The tract is predominantly White and ranks around the 55th percentile nationally on the CDC Social Vulnerability Index, a measure of how exposed residents are to housing and economic shocks. That is a middle-of-the-pack reading for social vulnerability.
For a landlord, conditions here are middle-of-the-road. Standard screening and prompt, documented notices usually keep cases short.
Frequently asked
About tract 12103025106
Q1
What is the eviction-risk score for census tract 12103025106?
Census tract 12103025106 in the Seminole Groves neighborhood scores 3.7/10 (Lower tier). The Eviction Risk Score blends state law, county filing rates, parent-city politics, and tract-specific rent-to-income ratios + poverty signals.
Q2
What is the average rent in tract 12103025106?
Median gross rent is $1,998/month (ACS 5-year 2023, table B25064). 25% of renter households are cost-burdened.
Q3
What is the poverty rate in tract 12103025106?
11.4% of residents in tract 12103025106 live below the federal poverty line (ACS B17001, 2023). Population: 2,537.
Q4
How socially vulnerable is tract 12103025106?
CDC Social Vulnerability Index ranks this tract in the 55th percentile nationally. Sub-themes: socioeconomic 33th, household 44th, minority 17th, housing 93th.
Q5
Is tract 12103025106 considered part of Seminole Groves?

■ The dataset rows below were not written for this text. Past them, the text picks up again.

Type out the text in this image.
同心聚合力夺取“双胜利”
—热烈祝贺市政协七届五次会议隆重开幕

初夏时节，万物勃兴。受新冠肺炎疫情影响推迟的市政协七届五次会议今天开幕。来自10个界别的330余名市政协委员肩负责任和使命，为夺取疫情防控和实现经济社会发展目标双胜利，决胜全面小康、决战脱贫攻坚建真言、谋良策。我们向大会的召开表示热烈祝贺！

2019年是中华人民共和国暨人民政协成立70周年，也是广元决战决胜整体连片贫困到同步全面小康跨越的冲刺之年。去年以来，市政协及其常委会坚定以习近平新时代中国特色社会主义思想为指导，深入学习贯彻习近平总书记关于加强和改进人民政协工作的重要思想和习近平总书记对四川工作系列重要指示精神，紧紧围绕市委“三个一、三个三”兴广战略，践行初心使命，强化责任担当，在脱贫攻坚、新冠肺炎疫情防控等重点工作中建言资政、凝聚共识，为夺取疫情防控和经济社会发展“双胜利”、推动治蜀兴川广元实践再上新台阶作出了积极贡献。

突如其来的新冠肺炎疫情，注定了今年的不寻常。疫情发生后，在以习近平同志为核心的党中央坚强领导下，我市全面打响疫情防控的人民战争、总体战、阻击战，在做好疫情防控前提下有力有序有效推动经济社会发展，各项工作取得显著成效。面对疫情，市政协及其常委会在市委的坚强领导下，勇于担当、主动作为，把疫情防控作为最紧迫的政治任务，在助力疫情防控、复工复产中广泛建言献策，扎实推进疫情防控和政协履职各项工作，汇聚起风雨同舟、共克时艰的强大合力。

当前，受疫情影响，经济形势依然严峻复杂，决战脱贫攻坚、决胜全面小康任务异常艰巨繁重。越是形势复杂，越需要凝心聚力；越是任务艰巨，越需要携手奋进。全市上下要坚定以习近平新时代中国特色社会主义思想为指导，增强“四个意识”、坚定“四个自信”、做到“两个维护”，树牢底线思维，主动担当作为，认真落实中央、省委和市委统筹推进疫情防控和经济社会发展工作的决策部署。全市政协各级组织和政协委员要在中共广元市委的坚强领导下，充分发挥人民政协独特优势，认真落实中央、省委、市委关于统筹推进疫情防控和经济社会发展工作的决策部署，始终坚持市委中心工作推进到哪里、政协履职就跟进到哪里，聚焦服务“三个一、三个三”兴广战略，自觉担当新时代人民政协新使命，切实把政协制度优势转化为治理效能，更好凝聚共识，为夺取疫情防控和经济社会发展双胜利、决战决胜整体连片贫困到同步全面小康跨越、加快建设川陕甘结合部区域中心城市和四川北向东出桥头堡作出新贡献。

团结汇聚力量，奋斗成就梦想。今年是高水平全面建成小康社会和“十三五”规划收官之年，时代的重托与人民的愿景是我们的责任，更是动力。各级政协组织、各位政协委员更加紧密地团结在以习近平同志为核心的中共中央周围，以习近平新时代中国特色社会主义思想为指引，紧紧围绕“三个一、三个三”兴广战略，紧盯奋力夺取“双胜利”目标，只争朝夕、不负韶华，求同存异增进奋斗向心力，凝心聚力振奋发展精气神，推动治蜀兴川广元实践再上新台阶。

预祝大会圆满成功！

Yes. Per Census Bureau 2020 Block Assignment Files, the plurality of blocks in tract 12103025106 fall within Seminole Groves (neighborhood centroid within 1.2 miles, OSM data).
Q6
How many evictions are filed each year in tract 12103025106?
Princeton Eviction Lab recorded 267 eviction filings across 18 validated years in tract 12103025106 (2000-2018). The average annual filing rate is 5.92% of renter households, peaking at 36.7% in 2006. Source: Eviction Lab tract-validated 2024 release.
Q7
Did eviction filings in tract 12103025106 drop during COVID?

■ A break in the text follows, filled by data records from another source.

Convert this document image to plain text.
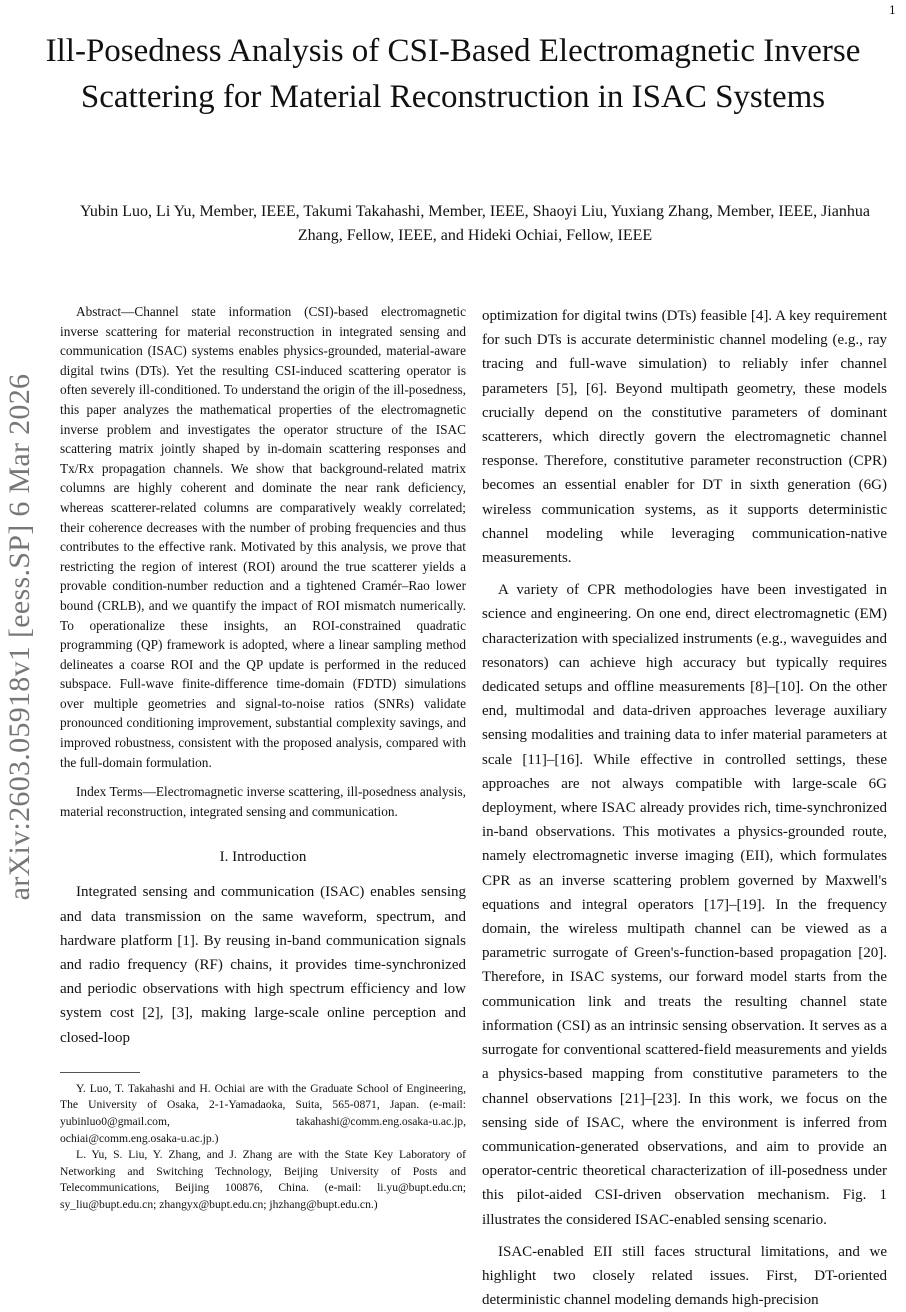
1
Ill-Posedness Analysis of CSI-Based Electromagnetic Inverse Scattering for Material Reconstruction in ISAC Systems
Yubin Luo, Li Yu, Member, IEEE, Takumi Takahashi, Member, IEEE, Shaoyi Liu, Yuxiang Zhang, Member, IEEE, Jianhua Zhang, Fellow, IEEE, and Hideki Ochiai, Fellow, IEEE
arXiv:2603.05918v1 [eess.SP] 6 Mar 2026

Abstract—Channel state information (CSI)-based electromagnetic inverse scattering for material reconstruction in integrated sensing and communication (ISAC) systems enables physics-grounded, material-aware digital twins (DTs). Yet the resulting CSI-induced scattering operator is often severely ill-conditioned. To understand the origin of the ill-posedness, this paper analyzes the mathematical properties of the electromagnetic inverse problem and investigates the operator structure of the ISAC scattering matrix jointly shaped by in-domain scattering responses and Tx/Rx propagation channels. We show that background-related matrix columns are highly coherent and dominate the near rank deficiency, whereas scatterer-related columns are comparatively weakly correlated; their coherence decreases with the number of probing frequencies and thus contributes to the effective rank. Motivated by this analysis, we prove that restricting the region of interest (ROI) around the true scatterer yields a provable condition-number reduction and a tightened Cramér–Rao lower bound (CRLB), and we quantify the impact of ROI mismatch numerically. To operationalize these insights, an ROI-constrained quadratic programming (QP) framework is adopted, where a linear sampling method delineates a coarse ROI and the QP update is performed in the reduced subspace. Full-wave finite-difference time-domain (FDTD) simulations over multiple geometries and signal-to-noise ratios (SNRs) validate pronounced conditioning improvement, substantial complexity savings, and improved robustness, consistent with the proposed analysis, compared with the full-domain formulation.

Index Terms—Electromagnetic inverse scattering, ill-posedness analysis, material reconstruction, integrated sensing and communication.

I. Introduction

Integrated sensing and communication (ISAC) enables sensing and data transmission on the same waveform, spectrum, and hardware platform [1]. By reusing in-band communication signals and radio frequency (RF) chains, it provides time-synchronized and periodic observations with high spectrum efficiency and low system cost [2], [3], making large-scale online perception and closed-loop

Y. Luo, T. Takahashi and H. Ochiai are with the Graduate School of Engineering, The University of Osaka, 2-1-Yamadaoka, Suita, 565-0871, Japan. (e-mail: yubinluo0@gmail.com, takahashi@comm.eng.osaka-u.ac.jp, ochiai@comm.eng.osaka-u.ac.jp.)

L. Yu, S. Liu, Y. Zhang, and J. Zhang are with the State Key Laboratory of Networking and Switching Technology, Beijing University of Posts and Telecommunications, Beijing 100876, China. (e-mail: li.yu@bupt.edu.cn; sy_liu@bupt.edu.cn; zhangyx@bupt.edu.cn; jhzhang@bupt.edu.cn.)

optimization for digital twins (DTs) feasible [4]. A key requirement for such DTs is accurate deterministic channel modeling (e.g., ray tracing and full-wave simulation) to reliably infer channel parameters [5], [6]. Beyond multipath geometry, these models crucially depend on the constitutive parameters of dominant scatterers, which directly govern the electromagnetic channel response. Therefore, constitutive parameter reconstruction (CPR) becomes an essential enabler for DT in sixth generation (6G) wireless communication systems, as it supports deterministic channel modeling while leveraging communication-native measurements.

A variety of CPR methodologies have been investigated in science and engineering. On one end, direct electromagnetic (EM) characterization with specialized instruments (e.g., waveguides and resonators) can achieve high accuracy but typically requires dedicated setups and offline measurements [8]–[10]. On the other end, multimodal and data-driven approaches leverage auxiliary sensing modalities and training data to infer material parameters at scale [11]–[16]. While effective in controlled settings, these approaches are not always compatible with large-scale 6G deployment, where ISAC already provides rich, time-synchronized in-band observations. This motivates a physics-grounded route, namely electromagnetic inverse imaging (EII), which formulates CPR as an inverse scattering problem governed by Maxwell's equations and integral operators [17]–[19]. In the frequency domain, the wireless multipath channel can be viewed as a parametric surrogate of Green's-function-based propagation [20]. Therefore, in ISAC systems, our forward model starts from the communication link and treats the resulting channel state information (CSI) as an intrinsic sensing observation. It serves as a surrogate for conventional scattered-field measurements and yields a physics-based mapping from constitutive parameters to the channel observations [21]–[23]. In this work, we focus on the sensing side of ISAC, where the environment is inferred from communication-generated observations, and aim to provide an operator-centric theoretical characterization of ill-posedness under this pilot-aided CSI-driven observation mechanism. Fig. 1 illustrates the considered ISAC-enabled sensing scenario.

ISAC-enabled EII still faces structural limitations, and we highlight two closely related issues. First, DT-oriented deterministic channel modeling demands high-precision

Pandemic-era filings ran 1.41× the pre-COVID monthly baseline. Filings ran above pre-pandemic norms. Tracked by the Eviction Lab Eviction Tracking System (Tacoma, WA), 2020-2021.
Q8
How does tract 12103025106 compare to Seminole overall?
Tract 12103025106 scores 3.7/10, higher than the parent city of Seminole at 2.2/10. City-scale signals (state law, local rent controls, court bias) are inherited from Seminole; what makes this tract different are its tract-specific economic stress and supply-constraint sub-scores.